You can also view the computation graph for each trial. The computation graph for the first trial is shown below:

TensorBoard graphs

There is also an HPARAMS tab that allows you to compare the performance of different hyperparameters:

TensorBoard hparams table view

TensorBoard hparams parallel coordinates view

Tensorboard hparams scatter plot matrix view

Pro Tips for Mastering KerasTuner

By following the tips bellow, you can master KerasTuner and use it to build high-performing models:

  1. Define a Wide Range of Hyperparameters: When defining your hyperparameters, try to cover a wide range of possible values. This will give the tuner more freedom to explore and find the best values. However, be careful not to define too wide a range, as this can make the search space too large and the search process inefficient.

  2. Choose the Right Tuner: KerasTuner offers several tuners, each with its own strengths and weaknesses.
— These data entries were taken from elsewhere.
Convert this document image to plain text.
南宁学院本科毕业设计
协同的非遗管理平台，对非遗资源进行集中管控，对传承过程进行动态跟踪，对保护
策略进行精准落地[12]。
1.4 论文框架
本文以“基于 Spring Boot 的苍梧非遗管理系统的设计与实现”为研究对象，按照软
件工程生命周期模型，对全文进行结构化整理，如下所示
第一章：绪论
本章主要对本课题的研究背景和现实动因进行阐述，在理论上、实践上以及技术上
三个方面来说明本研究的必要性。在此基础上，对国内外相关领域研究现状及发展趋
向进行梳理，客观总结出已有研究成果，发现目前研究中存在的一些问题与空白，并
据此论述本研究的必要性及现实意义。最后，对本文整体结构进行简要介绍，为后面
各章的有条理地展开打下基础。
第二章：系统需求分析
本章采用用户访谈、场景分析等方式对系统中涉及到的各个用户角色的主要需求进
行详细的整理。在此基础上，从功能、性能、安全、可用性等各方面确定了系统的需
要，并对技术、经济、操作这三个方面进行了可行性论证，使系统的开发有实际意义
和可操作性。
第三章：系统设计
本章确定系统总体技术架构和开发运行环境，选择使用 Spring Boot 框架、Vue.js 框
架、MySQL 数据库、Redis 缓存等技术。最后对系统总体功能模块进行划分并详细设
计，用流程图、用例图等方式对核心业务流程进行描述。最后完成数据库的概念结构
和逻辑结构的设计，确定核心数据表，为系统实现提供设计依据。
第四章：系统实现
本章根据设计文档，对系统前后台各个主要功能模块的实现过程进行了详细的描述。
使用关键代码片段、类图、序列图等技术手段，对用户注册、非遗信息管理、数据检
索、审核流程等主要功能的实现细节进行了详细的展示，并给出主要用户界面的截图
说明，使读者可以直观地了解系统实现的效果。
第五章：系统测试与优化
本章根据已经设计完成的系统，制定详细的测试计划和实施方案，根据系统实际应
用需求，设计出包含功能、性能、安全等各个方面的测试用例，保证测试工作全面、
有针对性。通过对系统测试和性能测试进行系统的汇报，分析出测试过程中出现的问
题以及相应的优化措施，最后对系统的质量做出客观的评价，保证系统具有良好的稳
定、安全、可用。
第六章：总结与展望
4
RandomSearch is a good starting point because it's simple and efficient. If you have more time and computational resources, consider using Hyperband, which is based on the state-of-the-art Hyperband algorithm. If you have prior knowledge about the distribution of good hyperparameters, consider using BayesianOptimization.

  3. Use Early Stopping: Early stopping is a technique where the training process is stopped when the model's performance on a validation set stops improving. This can save a lot of time and computational resources. KerasTuner integrates well with the EarlyStopping callback from Keras.

  4. Parallelize the Search: If you have access to multiple GPUs or a distributed computing system, you can parallelize the hyperparameter search to make it faster. KerasTuner supports distributed tuning.

  5. Analyze the Results: After the hyperparameter search, take the time to analyze the results. This can give you insights into the problem and the performance of your model. For example, you can plot the distribution of scores for different hyperparameters to see how they affect the performance. You can use TensorBoard for a more interactive analysis.

  6. Retrain the Best Model: After the hyperparameter search, retrain the best model on the entire training set (including the validation set) for the optimal number of epochs. This can give the model a small performance boost.

  7. Keep Experimenting: Don't be afraid to experiment with different hyperparameters, tuners, and tuning strategies.